И потом, уже в гостинице, я снова удивился тому, с каким тактом и незаметной заботой, не тратя лишних слов, она сумела заказать хорошее угощение и как внимательно, словно добрая хозяйка, она заботилась обо мне. Я решил, что в Америке она жила все время в городах и бывала в хороших домах; но, судя по ее рассказам и описаниям своих приключений, которыми она занимала во время ужина и меня, и присоединившихся к нам хозяев, ей пришлось немало бороться с нуждой; объединяя и прямо-таки воспитывая своих товарищей-переселенцев, она поневоле поднималась над ними и облагораживалась.
Когда она со своими земляками прибыла на место, где они собирались поселиться, и когда к ним примкнули еще и другие переселенцы, среди всего этого разношерстного общества возникли всякие споры и неурядицы; в совместной жизни, столкнувшей этих людей, обнаружились и другие черты их характера, вызванные эмиграцией.

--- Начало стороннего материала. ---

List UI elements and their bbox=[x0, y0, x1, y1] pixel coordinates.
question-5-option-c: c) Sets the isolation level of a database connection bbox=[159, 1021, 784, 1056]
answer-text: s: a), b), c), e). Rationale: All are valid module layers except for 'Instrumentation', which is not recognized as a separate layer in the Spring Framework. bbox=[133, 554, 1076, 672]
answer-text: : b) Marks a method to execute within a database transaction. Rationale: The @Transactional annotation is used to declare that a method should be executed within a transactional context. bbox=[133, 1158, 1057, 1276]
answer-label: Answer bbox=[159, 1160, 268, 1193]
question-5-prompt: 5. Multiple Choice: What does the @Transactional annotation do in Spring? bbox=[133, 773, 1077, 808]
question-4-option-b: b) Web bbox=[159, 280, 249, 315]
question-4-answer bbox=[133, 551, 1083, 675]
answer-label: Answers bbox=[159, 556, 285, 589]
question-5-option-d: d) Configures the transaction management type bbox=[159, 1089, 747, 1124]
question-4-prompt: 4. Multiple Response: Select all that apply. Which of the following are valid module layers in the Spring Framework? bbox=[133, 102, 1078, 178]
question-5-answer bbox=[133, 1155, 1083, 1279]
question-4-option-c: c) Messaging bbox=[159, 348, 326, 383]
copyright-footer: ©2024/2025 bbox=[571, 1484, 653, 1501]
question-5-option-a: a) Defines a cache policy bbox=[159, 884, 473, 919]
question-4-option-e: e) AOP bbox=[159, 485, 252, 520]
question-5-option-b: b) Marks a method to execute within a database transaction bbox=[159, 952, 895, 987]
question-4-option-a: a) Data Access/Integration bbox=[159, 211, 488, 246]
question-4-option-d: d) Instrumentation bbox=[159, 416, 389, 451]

Юдифь, у которой было больше средств, чем у остальных, купила довольно большой участок; но она давала его в пользование другим, а сама занялась тем, что открыла нечто вроде торговой конторы, обслуживавшей различные нужды маленькой колонии. Когда же она заметила, что ее товарищи вводят ее в убыток и ей грозит разорение, она изменила образ действий. Она снова взяла в свои руки купленную землю и наняла для ее обработки за поденную плату тех самых людей, которые были слишком ленивы, чтобы работать на себя; этим она расшевелила всех и всех привлекла к работе. Женщин она заставила образумиться, больных детей окружила заботой и принялась за воспитание здоровых, короче говоря, инстинкт самосохранения так счастливо соединялся у нее с величайшей способностью к самопожертвованию, что она смогла поддержать своих земляков и себя вместе с ними до лучших времен, пока вблизи их поселения не провели дорогу. К ним прибыли новые, энергичные люди, уже знакомые с работой; они быстро принялись за дело и подняли общее благосостояние. Все это время ей пришлось отклонять домогательства влюбленных мужчин, о чем она упоминала скорее в шутку, чем всерьез; а иногда даже, когда появлялись подозрительные авантюристы, угрожавшие ее безопасности, ей приходилось носить при себе оружие и полагаться только на самое себя.